Gelet op het vorenstaande is de rechtbank van oordeel dat de gewraakte afbeeldingen geen afbeeldingen van seksuele handelingen in de zin van artikel 240b Sr opleveren.
Het gegeven dat verdachte ook in het bezit was van een aanzienlijke hoeveelheid ‘reguliere’ kinderporno, zoals de rechtbank hierna onder feit 3. bewezen zal achten, maakt dit oordeel niet anders.
De officier van justitie heeft bij haar andersluidende standpunt mede betrokken de door haar gerechtvaardigd genoemde conclusie dat verdachte pedoseksuele neigingen heeft. De rechtbank kan die conclusie echter niet delen, met name ook niet op basis van de bevindingen van de rapporterend psychologisch deskundige, dr. R.A.R. Bullens.

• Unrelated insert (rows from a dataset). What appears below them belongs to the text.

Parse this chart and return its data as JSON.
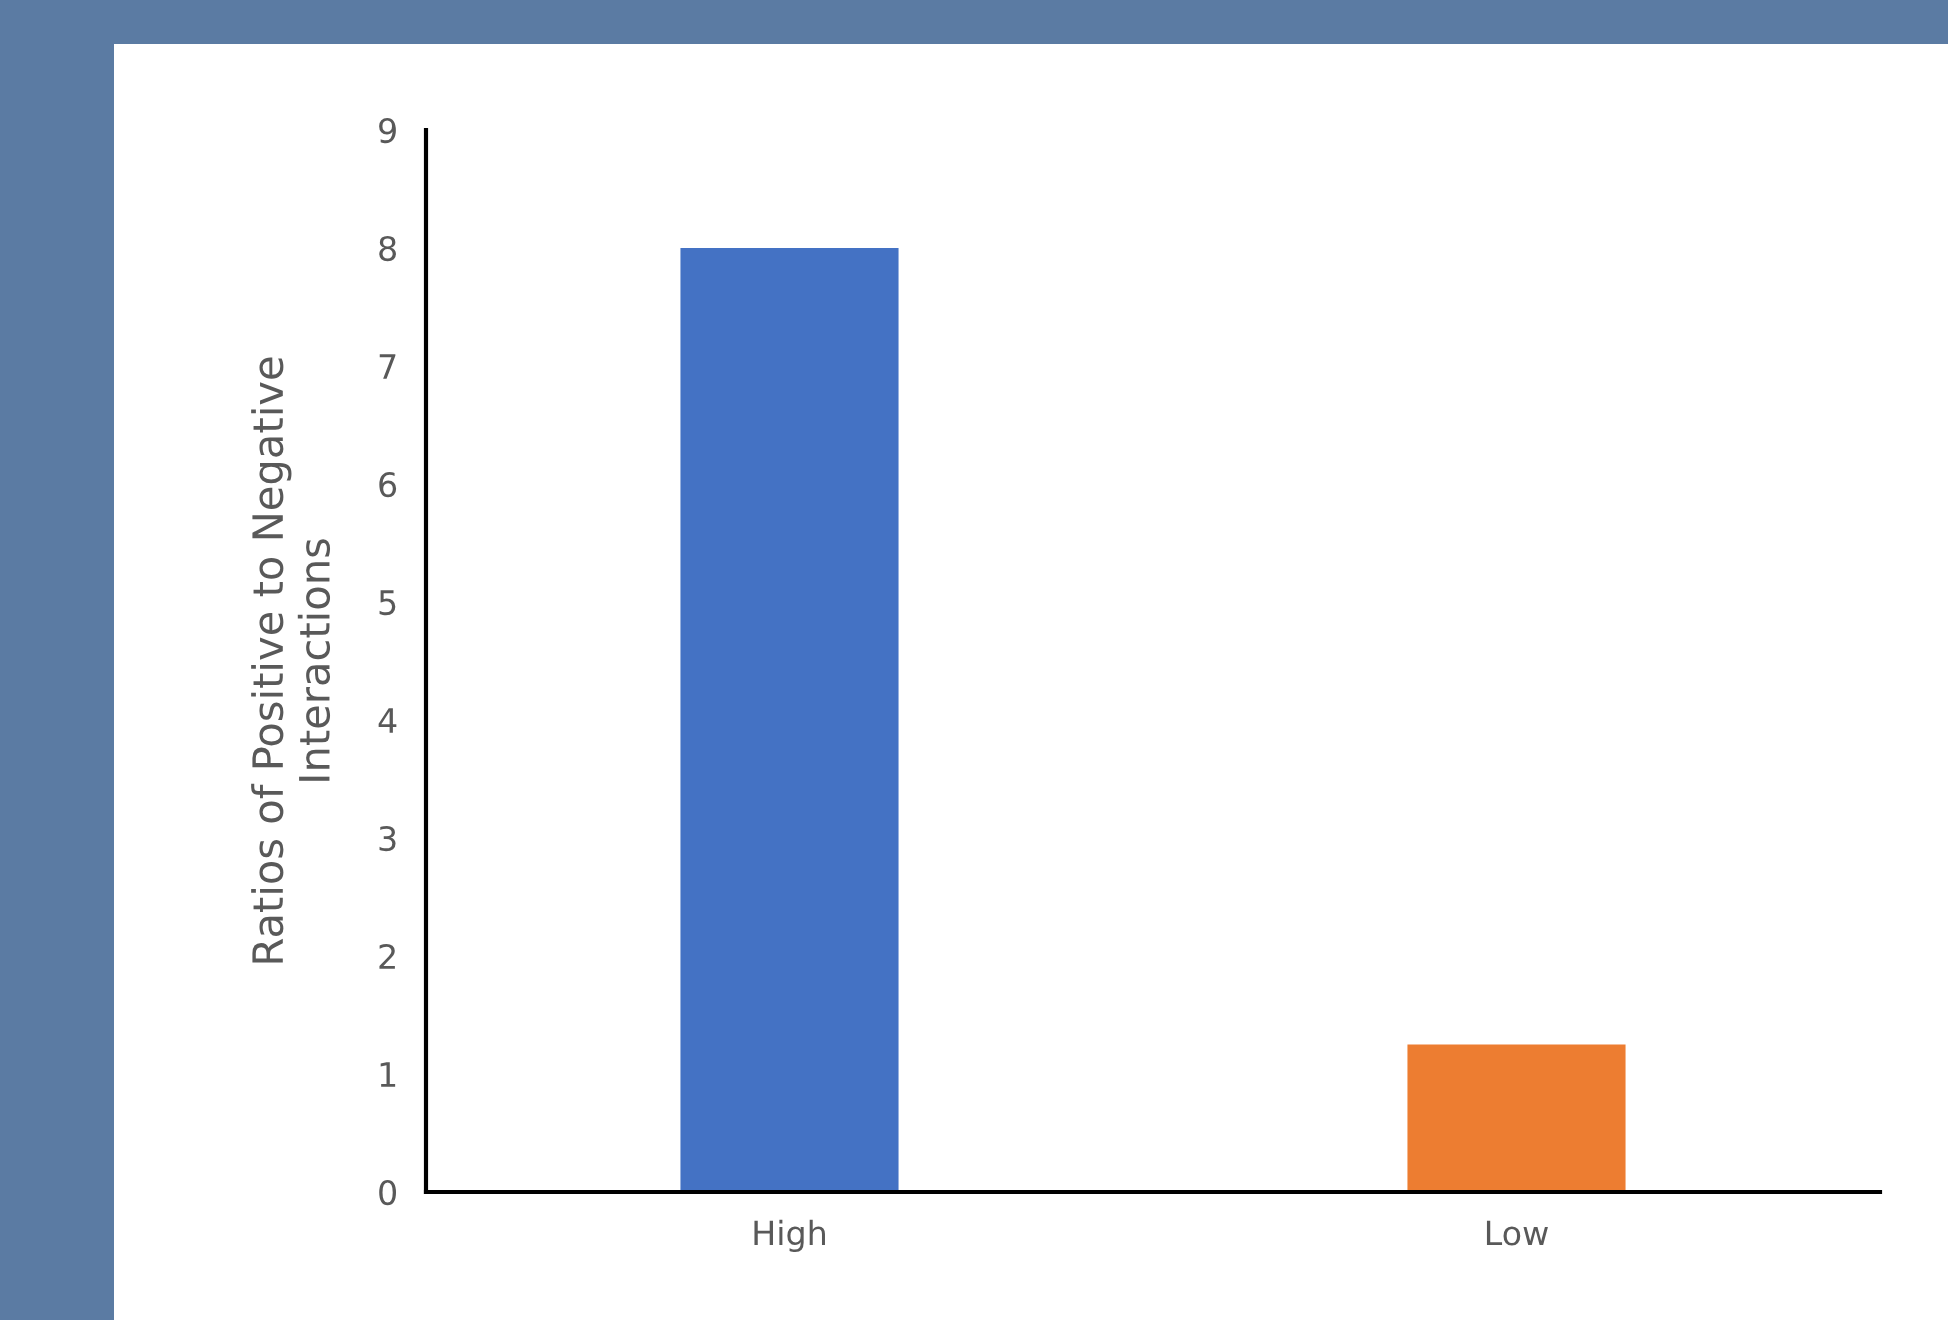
{
  "chart_data": {
    "type": "bar",
    "ylabel": "Ratios of Positive to Negative\nInteractions",
    "categories": [
      "High",
      "Low"
    ],
    "values": [
      8.0,
      1.25
    ],
    "colors": [
      "#4472c4",
      "#ed7d31"
    ],
    "ylim": [
      0,
      9
    ],
    "yticks": [
      0,
      1,
      2,
      3,
      4,
      5,
      6,
      7,
      8,
      9
    ],
    "grid": false
  }
}
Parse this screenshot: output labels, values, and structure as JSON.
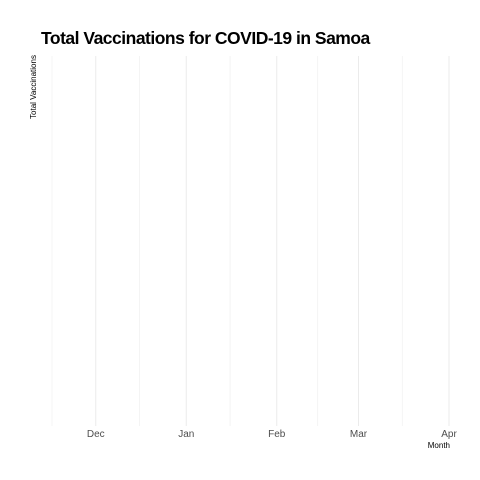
{
  "chart_data": {
    "type": "line",
    "title": "Total Vaccinations for COVID-19 in Samoa",
    "xlabel": "Month",
    "ylabel": "Total Vaccinations",
    "x_tick_labels": [
      "Dec",
      "Jan",
      "Feb",
      "Mar",
      "Apr"
    ],
    "x_tick_dates": [
      "2020-12-01",
      "2021-01-01",
      "2021-02-01",
      "2021-03-01",
      "2021-04-01"
    ],
    "x_range": [
      "2020-11-16",
      "2021-04-01"
    ],
    "series": [],
    "grid": true,
    "legend": "none",
    "colors": {
      "background": "#ffffff",
      "grid_major": "#ebebeb",
      "grid_minor": "#f2f2f2",
      "tick_label": "#4d4d4d",
      "title": "#000000"
    }
  }
}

De officier van justitie heeft in haar argumentatie nog benadrukt dat verdachte van de heimelijke kleedkamerfilms met zijn telefoon zogenaamde ‘stills’ heeft gemaakt, waarbij nadrukkelijk is gekozen voor beelden waarop de meisjes geheel naakt te zien zijn.
De rechtbank is echter van oordeel dat niet valt in te zien hoe een filmopname die, zoals hiervoor is vastgesteld zélf geen afbeelding van een seksuele gedraging in de zin van artikel 240b Sr vormt, door het enkele selecteren, isoleren en vastleggen van een bepaald beeld daarop, kan worden tot een afbeelding van seksuele gedraging(en). (vergelijk Hoge Raad 31 januari 2012, NJ 2012/103)
De rechtbank acht om die reden ook de ‘stills’ geen afbeeldingen van seksuele gedragingen.
Concluderend komt de rechtbank tot het oordeel dat de door verdachte heimelijk gemaakte filmopnamen en de daarvan vervaardigde ‘stills’ geen afbeeldingen zijn van seksuele gedragingen in de zin van artikel 240b Sr en derhalve geen kinderporno opleveren. Verdachte zal daarom van dit feit worden vrijgesproken.”